Puis on pousse la lourde porte en bois et on s’offre un saisissant saut dans le temps en entrant directement dans le vif du sujet: la cuisine voûtée, pièce centrale de la maison, qui pourrait résumer à elle seule le défi consistant à faire entrer un peu de modernité dans un bâtiment historique.
Le plafond de la cuisine, noirci par la suie, raconte un peu de l’histoire de la maison.
«Les cuisines voûtées, généralement construites en calcaire, sont typiques de l’architecture rurale traditionnelle jurassienne, explique Claudia Thommen, architecte de la fondation. Elles constituent autant de symboles de la manière dont on vivait dans les campagnes d’antan.» Dans le cas de la Maison Heidi, ce passé remonte à 1684, l’année de sa construction, sculptée dans l’imposant bloc de pierre taillé pour constituer le linteau de la porte. Un passé que la fondation a décidé de laisser visible, notamment au plafond de la cuisine: il est encore marqué par la suie.

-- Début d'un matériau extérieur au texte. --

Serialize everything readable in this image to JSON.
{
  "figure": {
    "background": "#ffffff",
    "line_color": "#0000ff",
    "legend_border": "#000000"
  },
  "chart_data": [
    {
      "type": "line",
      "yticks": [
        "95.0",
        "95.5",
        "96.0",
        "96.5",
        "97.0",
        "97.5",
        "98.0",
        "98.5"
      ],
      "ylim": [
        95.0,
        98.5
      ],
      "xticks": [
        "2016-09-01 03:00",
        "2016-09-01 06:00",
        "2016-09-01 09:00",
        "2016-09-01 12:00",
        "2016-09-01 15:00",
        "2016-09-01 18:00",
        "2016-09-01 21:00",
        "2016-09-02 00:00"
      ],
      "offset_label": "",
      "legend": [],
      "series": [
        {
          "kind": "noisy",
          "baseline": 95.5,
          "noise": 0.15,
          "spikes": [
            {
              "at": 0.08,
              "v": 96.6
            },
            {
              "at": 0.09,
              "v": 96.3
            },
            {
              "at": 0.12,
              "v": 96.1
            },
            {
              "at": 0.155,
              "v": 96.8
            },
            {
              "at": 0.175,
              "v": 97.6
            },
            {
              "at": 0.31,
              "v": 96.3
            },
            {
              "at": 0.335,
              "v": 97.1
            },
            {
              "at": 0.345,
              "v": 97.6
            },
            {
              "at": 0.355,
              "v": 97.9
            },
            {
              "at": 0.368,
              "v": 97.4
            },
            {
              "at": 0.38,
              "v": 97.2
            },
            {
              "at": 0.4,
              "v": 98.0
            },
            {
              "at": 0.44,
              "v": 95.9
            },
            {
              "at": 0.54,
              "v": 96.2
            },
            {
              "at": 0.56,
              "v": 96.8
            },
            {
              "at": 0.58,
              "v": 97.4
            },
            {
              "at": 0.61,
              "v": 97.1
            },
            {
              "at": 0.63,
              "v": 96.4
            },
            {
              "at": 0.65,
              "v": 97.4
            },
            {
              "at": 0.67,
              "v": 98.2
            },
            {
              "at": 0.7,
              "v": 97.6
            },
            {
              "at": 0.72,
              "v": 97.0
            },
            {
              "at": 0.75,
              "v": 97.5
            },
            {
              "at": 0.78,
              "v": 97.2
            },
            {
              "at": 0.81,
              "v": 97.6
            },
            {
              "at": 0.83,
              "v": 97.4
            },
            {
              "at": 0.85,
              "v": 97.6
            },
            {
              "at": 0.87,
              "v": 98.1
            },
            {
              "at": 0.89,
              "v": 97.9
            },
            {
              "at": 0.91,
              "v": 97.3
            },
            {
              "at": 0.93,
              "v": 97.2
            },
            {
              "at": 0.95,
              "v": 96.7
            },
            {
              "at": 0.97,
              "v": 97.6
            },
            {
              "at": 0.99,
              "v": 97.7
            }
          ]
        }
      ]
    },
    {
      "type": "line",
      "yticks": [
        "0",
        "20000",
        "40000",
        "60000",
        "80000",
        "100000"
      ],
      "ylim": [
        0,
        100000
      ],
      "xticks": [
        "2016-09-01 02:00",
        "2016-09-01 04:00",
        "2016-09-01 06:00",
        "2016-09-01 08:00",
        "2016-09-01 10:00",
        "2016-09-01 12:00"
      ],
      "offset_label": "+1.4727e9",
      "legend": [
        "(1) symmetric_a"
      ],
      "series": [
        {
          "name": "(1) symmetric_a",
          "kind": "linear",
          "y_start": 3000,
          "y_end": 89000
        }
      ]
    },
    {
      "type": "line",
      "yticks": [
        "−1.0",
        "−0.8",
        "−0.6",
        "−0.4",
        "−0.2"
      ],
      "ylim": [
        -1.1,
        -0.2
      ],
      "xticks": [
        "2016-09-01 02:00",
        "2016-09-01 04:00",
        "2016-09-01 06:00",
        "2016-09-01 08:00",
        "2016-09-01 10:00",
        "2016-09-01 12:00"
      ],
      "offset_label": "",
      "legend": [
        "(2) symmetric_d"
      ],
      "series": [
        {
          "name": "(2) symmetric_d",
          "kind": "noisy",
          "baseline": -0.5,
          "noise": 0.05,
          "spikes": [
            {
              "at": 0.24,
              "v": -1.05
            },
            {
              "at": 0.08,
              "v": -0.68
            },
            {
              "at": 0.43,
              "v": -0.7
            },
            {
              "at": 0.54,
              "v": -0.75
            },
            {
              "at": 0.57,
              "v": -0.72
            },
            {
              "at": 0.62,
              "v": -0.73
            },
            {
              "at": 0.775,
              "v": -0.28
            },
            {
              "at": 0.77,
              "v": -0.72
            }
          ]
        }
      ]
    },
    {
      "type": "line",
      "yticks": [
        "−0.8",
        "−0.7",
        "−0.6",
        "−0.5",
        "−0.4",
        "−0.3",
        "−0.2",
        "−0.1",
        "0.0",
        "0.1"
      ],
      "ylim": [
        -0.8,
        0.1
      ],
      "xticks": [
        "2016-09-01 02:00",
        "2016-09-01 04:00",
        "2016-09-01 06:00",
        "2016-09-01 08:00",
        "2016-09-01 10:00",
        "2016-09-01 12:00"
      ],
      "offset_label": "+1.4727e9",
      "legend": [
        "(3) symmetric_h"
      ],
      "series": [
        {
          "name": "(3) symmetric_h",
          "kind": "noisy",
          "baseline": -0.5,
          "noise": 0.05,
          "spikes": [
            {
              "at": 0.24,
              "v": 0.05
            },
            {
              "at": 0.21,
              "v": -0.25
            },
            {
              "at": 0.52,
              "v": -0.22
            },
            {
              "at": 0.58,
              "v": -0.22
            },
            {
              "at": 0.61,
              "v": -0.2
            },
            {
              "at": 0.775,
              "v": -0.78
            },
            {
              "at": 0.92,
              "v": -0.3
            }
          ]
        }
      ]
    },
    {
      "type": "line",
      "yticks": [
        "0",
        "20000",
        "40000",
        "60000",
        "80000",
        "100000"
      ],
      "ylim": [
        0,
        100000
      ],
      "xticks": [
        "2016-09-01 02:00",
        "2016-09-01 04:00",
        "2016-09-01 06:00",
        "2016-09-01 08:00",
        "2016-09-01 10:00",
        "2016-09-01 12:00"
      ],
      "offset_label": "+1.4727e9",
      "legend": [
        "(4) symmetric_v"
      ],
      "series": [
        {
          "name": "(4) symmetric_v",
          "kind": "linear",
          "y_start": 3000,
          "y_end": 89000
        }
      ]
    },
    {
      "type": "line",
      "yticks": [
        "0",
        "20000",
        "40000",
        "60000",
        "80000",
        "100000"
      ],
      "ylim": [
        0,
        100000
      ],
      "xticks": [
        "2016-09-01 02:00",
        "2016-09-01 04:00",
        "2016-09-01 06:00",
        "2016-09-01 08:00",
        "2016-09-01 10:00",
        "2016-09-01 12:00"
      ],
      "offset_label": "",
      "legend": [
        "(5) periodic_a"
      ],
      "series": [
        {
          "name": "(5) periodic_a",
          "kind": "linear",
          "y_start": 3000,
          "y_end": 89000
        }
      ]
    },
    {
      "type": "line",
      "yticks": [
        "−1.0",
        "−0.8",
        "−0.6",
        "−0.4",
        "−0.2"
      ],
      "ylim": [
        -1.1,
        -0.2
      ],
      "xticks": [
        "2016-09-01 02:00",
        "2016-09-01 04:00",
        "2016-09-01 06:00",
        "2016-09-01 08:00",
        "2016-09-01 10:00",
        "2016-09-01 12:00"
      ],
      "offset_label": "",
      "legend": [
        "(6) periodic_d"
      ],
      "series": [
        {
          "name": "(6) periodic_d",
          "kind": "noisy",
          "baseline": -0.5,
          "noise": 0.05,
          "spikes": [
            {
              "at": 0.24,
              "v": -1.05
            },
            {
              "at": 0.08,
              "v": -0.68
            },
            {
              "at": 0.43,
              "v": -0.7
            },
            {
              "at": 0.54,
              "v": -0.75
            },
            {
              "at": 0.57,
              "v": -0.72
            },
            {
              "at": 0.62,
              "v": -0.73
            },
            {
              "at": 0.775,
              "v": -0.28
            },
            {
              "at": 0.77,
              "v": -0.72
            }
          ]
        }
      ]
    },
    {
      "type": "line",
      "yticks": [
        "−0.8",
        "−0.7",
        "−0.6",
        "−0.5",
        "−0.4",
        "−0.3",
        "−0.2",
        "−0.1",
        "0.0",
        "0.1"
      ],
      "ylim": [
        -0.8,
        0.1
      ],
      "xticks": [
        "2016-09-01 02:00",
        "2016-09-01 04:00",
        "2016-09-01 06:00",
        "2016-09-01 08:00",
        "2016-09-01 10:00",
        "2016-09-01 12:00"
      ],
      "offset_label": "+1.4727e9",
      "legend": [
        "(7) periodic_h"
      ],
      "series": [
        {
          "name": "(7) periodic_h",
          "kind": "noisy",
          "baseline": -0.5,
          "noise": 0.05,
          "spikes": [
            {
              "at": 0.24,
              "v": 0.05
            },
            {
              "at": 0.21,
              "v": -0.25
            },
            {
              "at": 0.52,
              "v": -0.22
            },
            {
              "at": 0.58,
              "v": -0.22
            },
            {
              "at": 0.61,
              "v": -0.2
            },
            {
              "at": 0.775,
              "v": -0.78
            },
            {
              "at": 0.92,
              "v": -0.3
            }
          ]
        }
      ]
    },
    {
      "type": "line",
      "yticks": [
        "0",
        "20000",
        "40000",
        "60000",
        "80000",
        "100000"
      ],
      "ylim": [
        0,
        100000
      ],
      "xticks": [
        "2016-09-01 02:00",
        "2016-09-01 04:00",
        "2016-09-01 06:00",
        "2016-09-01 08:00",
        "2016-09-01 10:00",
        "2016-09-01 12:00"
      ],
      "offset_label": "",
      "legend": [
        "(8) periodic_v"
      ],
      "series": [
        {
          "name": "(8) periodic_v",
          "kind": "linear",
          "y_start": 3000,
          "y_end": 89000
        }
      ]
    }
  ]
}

Ces traces rappellent la double utilité d’une pièce qui ne servait pas seulement à préparer les repas, mais jouait aussi le rôle de fumoir pour la viande. «Nous voulions conserver autant que possible la substance architecturale de la maison lors de la rénovation, rappelle Claudia Thommen. Et cette suie au plafond raconte un peu de son histoire.»
Le moderne et l’ancien
Après avoir été habitée durant près de trois siècles, la maison voit ses derniers occupants partir en 1943. C’est sans doute justement cette absence qui lui aura permis d’être aussi bien préservée. Les propriétaires la cèdent à la fondation en 2017 sous le principe du droit de superficie, et les rénovations commencent en 2021, sous la direction de l’architecte delémontaine Nathalie Kury.
Comme c’est le cas dans la plupart des maisons de la fondation, les structures ayant le moins d’intérêt historique sont privilégiées pour accueillir les plus importants travaux. Ainsi est-ce dans le sol de la cuisine de la Maison Heidi que l’on réalise une excavation pour intégrer la tuyauterie de l’îlot de cuisine ainsi que le chauffage au sol, alimenté par une pompe à chaleur air/eau. Une manière de mêler l’ancien et le moderne pour mettre en valeur l’un comme l’autre.
En chiffres
1684, l’année de construction de la Maison Heidi.
2 ans de travaux, de 2021 à 2022.
734 000 francs, le coût de la rénovation.
1 seul étage chauffé par une pompe à chaleur air/eau.
2022, l’ouverture de la maison à la location.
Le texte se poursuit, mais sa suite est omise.